Eyes on the Dough

The auto and “tech” capitalists are peddling the idea that putting voice command electronics in cars is all about safety, because it allows drivers to keep their eyes on the road. It is, of course, horseshit.

According to Automotive News, the research turns up the usual reality:

Car companies have turned to voice controls to cut down on distracted driving. But systems such as Apple Inc.’s Siri electronic assistant, which automakers started installing in vehicles in 2013, may be as mentally taxing as the buttons and knobs they replace, research released today by the AAA Foundation for Traffic Safety suggests.
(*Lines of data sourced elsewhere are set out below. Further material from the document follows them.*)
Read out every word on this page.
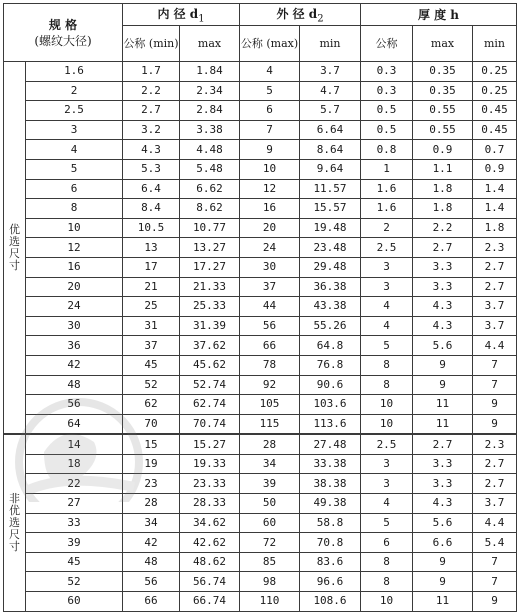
规 格
(螺纹大径)		内 径 $d_1$		外 径 $d_2$		厚 度 h		
		公称 (min)	max	公称 (max)	min	公称	max	min

优
选
尺
寸	1.6	1.7	1.84	4	3.7	0.3	0.35	0.25
	2	2.2	2.34	5	4.7	0.3	0.35	0.25
	2.5	2.7	2.84	6	5.7	0.5	0.55	0.45
	3	3.2	3.38	7	6.64	0.5	0.55	0.45
	4	4.3	4.48	9	8.64	0.8	0.9	0.7
	5	5.3	5.48	10	9.64	1	1.1	0.9
	6	6.4	6.62	12	11.57	1.6	1.8	1.4
	8	8.4	8.62	16	15.57	1.6	1.8	1.4
	10	10.5	10.77	20	19.48	2	2.2	1.8
	12	13	13.27	24	23.48	2.5	2.7	2.3
	16	17	17.27	30	29.48	3	3.3	2.7
	20	21	21.33	37	36.38	3	3.3	2.7
	24	25	25.33	44	43.38	4	4.3	3.7
	30	31	31.39	56	55.26	4	4.3	3.7
	36	37	37.62	66	64.8	5	5.6	4.4
	42	45	45.62	78	76.8	8	9	7
	48	52	52.74	92	90.6	8	9	7
	56	62	62.74	105	103.6	10	11	9
	64	70	70.74	115	113.6	10	11	9

非
优
选
尺
寸	14	15	15.27	28	27.48	2.5	2.7	2.3
	18	19	19.33	34	33.38	3	3.3	2.7
	22	23	23.33	39	38.38	3	3.3	2.7
	27	28	28.33	50	49.38	4	4.3	3.7
	33	34	34.62	60	58.8	5	5.6	4.4
	39	42	42.62	72	70.8	6	6.6	5.4
	45	48	48.62	85	83.6	8	9	7
	52	56	56.74	98	96.6	8	9	7
	60	66	66.74	110	108.6	10	11	9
The companies have turned to things like this not for safety, but because they are highly profitable add-ons. Anyhow:

For the AAA-commissioned experiments, conducted by researchers at the University of Utah, test subjects in a driving simulator used Siri to send text messages, post updates on Facebook and modify their calendar appointments. The test subjects averaged 4 points on a 5-point scale used to gauge mental strain while using Siri — a heavier workload than experienced when talking on a handheld cell phone or changing the radio. Three virtual crashes took place in the driving simulator during the experiments. Two of them occurred while using Siri.

David Strayer, the University of Utah psychology professor who led the research, recalled watching footage of one of the crashes, in which the test subject rear-ended an abruptly stopping car. He described it as a textbook case of “inattentional blindness” — the driver’s eyes “were looking out the windshield, her hands were on the steering wheel, but she was taken aback completely by that vehicle,” he said. “The push to voice-based technology acknowledges that people need to keep their eyes on the road,” Strayer said in an interview. “Our research suggests that’s not enough. You need to be paying attention to what you’re looking at.”

Undoubtedly aware of all this from the get-go, the car capitalists have their excuses ready to roll, though it’s all but certain that nothing serious will ever be done by the purchased political system:

“This study focused on a very narrow aspect of distraction: cognitive load,” Wade Newton, the spokesman, wrote in an e-mail. “Because the study did not address either visual or manual distractions, the results tell us very little about the relative benefits of in-vehicle versus handheld systems or about the relationship between cognitive load and crash risks in the real world.”

Annalisa Bluhm, a Chevrolet spokeswoman, said that the University of Utah research used Cruze and Impala sedans from model year 2013 that were equipped with older, less sophisticated voice recognition systems. She said GM still believes hands-free controls are safer than using a cellphone behind the wheel, and that it is working hard to improve those systems.

Improve, not remove, of course.

Hands-Free Murder

skullcar Turns out writing letters while operating an automobile is an especially terrible idea. The New York Times today reports:

The research was led by David Strayer, a neuroscientist at the University of Utah who for two decades has applied the principles of attention science to driver behavior. His research has showed, for example, that talking on a phone while driving creates the same level of crash risk as someone with a 0.08 blood-alcohol level, the legal level for intoxication across the country.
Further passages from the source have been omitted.